What I have come to see about myself is that I have some beautiful physical features, but what makes me beautiful comes from within. It has taken me a long time to get here, and I still have work to do, so please don't mistake this as bragging. I have a good kind heart. I care about other people and I try to help them when I can. I am deeply spiritual, which some have told me is a turn off, but I find it to be my best quality. My spirituality enables me to see the Most High in everyone and everything. This allows me to see the good in people that others may not see. I appreciate what is good about other people because it illuminates their beauty. My Father the Mighty King made me this way, and He only creates perfection. For me to try to alter my physical appearance to please anyone other than H.I.M. is a slap in His face. I am a loving, caring, joyful, and lovable woman. I don't look like a twelve year old boy like today's supermodels. I have curves and a softness to comfort a man and nurture a child. My curves may not all be in the places society thinks they should be, but no one will EVER mistake me for a pre-adolescent boy. For this, I am thankful.

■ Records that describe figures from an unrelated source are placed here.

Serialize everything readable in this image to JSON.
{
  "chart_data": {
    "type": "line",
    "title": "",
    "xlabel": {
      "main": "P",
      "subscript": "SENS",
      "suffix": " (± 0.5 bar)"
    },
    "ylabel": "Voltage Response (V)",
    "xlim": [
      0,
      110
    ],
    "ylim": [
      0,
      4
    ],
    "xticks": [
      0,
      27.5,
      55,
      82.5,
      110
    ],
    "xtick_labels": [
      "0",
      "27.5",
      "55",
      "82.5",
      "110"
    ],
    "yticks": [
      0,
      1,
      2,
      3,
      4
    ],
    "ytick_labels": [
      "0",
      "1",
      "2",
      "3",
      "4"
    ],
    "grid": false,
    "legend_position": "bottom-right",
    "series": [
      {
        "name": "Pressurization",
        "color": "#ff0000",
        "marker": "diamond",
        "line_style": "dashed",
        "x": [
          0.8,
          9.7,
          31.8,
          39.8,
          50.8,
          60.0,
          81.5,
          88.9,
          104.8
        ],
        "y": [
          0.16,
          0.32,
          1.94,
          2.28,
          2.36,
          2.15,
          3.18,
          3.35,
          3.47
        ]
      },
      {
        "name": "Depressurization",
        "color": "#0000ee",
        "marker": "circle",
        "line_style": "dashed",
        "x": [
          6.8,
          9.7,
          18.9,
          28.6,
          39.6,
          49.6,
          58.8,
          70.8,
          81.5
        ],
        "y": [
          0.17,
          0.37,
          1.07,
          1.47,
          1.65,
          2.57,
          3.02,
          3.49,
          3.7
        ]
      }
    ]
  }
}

True beauty to me is kindness, thoughtfulness, intelligence, humor, honesty, integrity, faithfulness, conviction, spirituality and righteousness. It is a smile, a song, a child, a kiss. I have seen so-called handsome men and pretty women become hideous with an unkind word or gesture or with selfishness, greed, arrogance, vanity, lies and abuse. I have also seen the plain, the plump, the skinny, the disproportionate, become gorgeous with a kind word or deed, a helping hand, a cheerful disposition, a humble countenance, and a loving heart. So, what is beauty, really, and do you see it when you look in the mirror? I hope so. Love and light.